For some of us – including me – the 1960s allowed our imaginations to ‘take off’; we were freed to live and mediate experience through our imaginative powers. It was a good time and often an exhilarating time.

By chance at the same time I selected Judy Collins’ (1966) ’In my life’ as one of the vinyl records for my daughter I came across an old edition of a paperback book by Alison Lurie. The book was first published in 1962 and my copy looks terrific. Its title? ‘Love and friendship’.

The book is a fascinating read because it reveals aspects of East Coast American culture that prefigure the counter-culture of the mid and late sixties. She shows us (in 1962) the divide between men and women, girls and boys; there are marked class distinctions and there are patterns of interactions that are subtle, intricate and constrained. There are old stoves, galoshes – and people write letters; no one says ‘cool’ or ‘like’ … but the people are – well – they are primed for the ‘new’.
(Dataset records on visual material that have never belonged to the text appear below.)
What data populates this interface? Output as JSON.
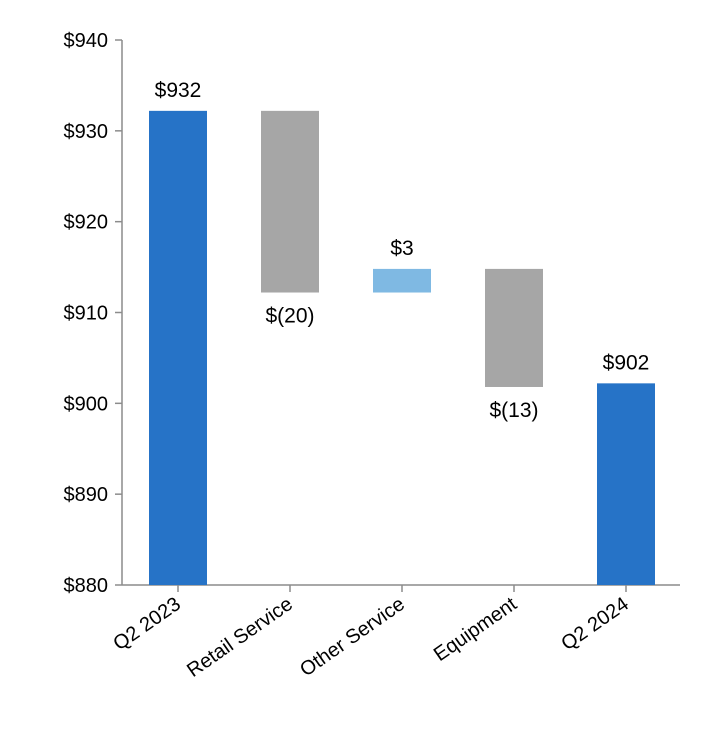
{
  "chart_data": {
    "type": "waterfall",
    "title": "",
    "xlabel": "",
    "ylabel": "",
    "ylim": [
      880,
      940
    ],
    "yticks": [
      880,
      890,
      900,
      910,
      920,
      930,
      940
    ],
    "ytick_labels": [
      "$880",
      "$890",
      "$900",
      "$910",
      "$920",
      "$930",
      "$940"
    ],
    "grid": false,
    "legend": "none",
    "categories": [
      "Q2 2023",
      "Retail Service",
      "Other Service",
      "Equipment",
      "Q2 2024"
    ],
    "bars": [
      {
        "category": "Q2 2023",
        "kind": "total",
        "start": 880,
        "end": 932.2,
        "value": 932,
        "label": "$932",
        "label_position": "above",
        "color": "#2673c7"
      },
      {
        "category": "Retail Service",
        "kind": "decrease",
        "start": 932.2,
        "end": 912.2,
        "value": -20,
        "label": "$(20)",
        "label_position": "below",
        "color": "#a6a6a6"
      },
      {
        "category": "Other Service",
        "kind": "increase",
        "start": 912.2,
        "end": 914.8,
        "value": 3,
        "label": "$3",
        "label_position": "above",
        "color": "#7fb9e3"
      },
      {
        "category": "Equipment",
        "kind": "decrease",
        "start": 914.8,
        "end": 901.8,
        "value": -13,
        "label": "$(13)",
        "label_position": "below",
        "color": "#a6a6a6"
      },
      {
        "category": "Q2 2024",
        "kind": "total",
        "start": 880,
        "end": 902.2,
        "value": 902,
        "label": "$902",
        "label_position": "above",
        "color": "#2673c7"
      }
    ],
    "colors": {
      "total": "#2673c7",
      "decrease": "#a6a6a6",
      "increase": "#7fb9e3",
      "axis": "#8c8c8c"
    }
  }
}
I think the book is tremendously interesting because it can be seen as a description and analysis of a culture that no longer exists. There are glimmers of its legacy in works such as Joan Didion’s ‘Where I was from’ and the kind of aside mentioned in ‘Billy Lynn’s long half-time walk’ when its author refers to ‘old money’ – but overall, the world that Alison Lurie describes and portrays is gone. The contrast say between ‘Love and friendship’ and any of the more contemporary work by Bret Easton Ellis underlines the striking shift in aspects of the American way.
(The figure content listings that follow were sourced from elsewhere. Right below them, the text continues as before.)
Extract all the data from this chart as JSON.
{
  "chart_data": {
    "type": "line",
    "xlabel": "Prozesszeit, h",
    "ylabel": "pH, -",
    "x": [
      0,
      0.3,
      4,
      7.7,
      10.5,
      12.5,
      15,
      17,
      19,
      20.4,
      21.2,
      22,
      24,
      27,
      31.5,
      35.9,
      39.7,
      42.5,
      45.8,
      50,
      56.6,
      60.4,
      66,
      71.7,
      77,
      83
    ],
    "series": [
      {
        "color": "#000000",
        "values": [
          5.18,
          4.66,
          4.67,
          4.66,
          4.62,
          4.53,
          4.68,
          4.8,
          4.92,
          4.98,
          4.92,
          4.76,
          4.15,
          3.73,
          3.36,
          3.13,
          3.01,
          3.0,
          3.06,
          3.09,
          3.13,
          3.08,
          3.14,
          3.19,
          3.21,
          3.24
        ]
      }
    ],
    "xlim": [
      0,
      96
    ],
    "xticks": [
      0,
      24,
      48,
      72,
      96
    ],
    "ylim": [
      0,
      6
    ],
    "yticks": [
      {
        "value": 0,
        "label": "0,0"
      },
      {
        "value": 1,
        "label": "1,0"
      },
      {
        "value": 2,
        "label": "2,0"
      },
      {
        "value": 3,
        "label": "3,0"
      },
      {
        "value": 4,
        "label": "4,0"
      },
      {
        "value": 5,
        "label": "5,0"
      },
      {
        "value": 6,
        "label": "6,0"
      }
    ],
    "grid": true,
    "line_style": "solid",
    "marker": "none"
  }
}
Lurie’s book is excellent because, in addition to showing us how certain Americans lived and thought in the years immediately preceding the Hippy movement and the Woodstock phenomenon, it includes an exploration of relationships – but it also has moments of intellectual reflection – the kind that make me stop to consider what I have just read; Here are two of them:

In a letter reflecting on teaching at a college somewhere on the east coast of the USA a writer-in-residence responds to the judgement that a fellow academic’s whole career has been ‘a failure’ with the observation:

What is success, after all, but the proof that one has come to terms with society.

And:

Writing comedy is a dangerous project; One … lays oneself open to the fatal accusation of having no sense of humour, to which there is no comeback. The tragic position is much more impregnable; critics who are not moved by one’s tragic works can always be called shallow; they have, obviously, no sense of compassion.

In addition there are references to Emerson and Thoreau and Descartes and there is an insight into how the humanities could be taught imaginatively and rigorously. (There was no internet; students had a few books and actually were required to demonstrate that they could think for themselves. Alison Lurie even provides her readers with a sample assignment from an Humanities course!)
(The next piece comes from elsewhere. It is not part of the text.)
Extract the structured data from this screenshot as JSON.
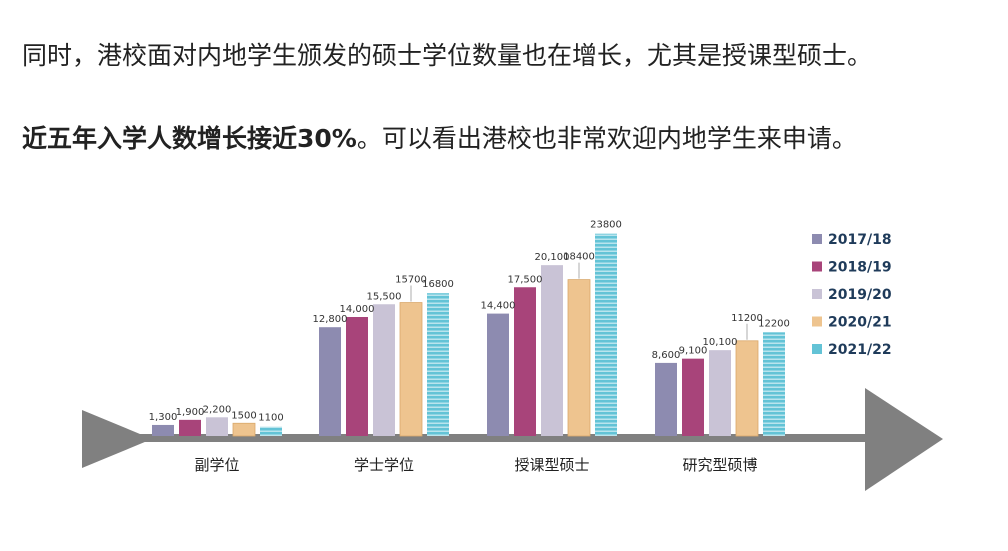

This kind of book and the type of education it profiles stands as a sociological document – as an indicator of the striking shift that has taken place in American culture (a shift paralleled in UK culture). And this takes me back to the Judy Collins LP ‘In my life’: on it she includes songs by Bob Dylan, Leonard Cohen, Bertolt Brecht, Jacques Brel, Donovan as well as John Lennon and Paul McCartney. In each song the lyrics have a depth of meaning. In those days we listened to the songs and tried to make sense of the words. Those words cultivated our imaginations and our sensibilities. As a result we could, if we wished, detach ourselves from the material world. We could live through ideas, hopes and dreams. I think it is far harder to live like that nowadays.

P.S. The photo is taken from International Times – when the music was changing and the walls of the city shook.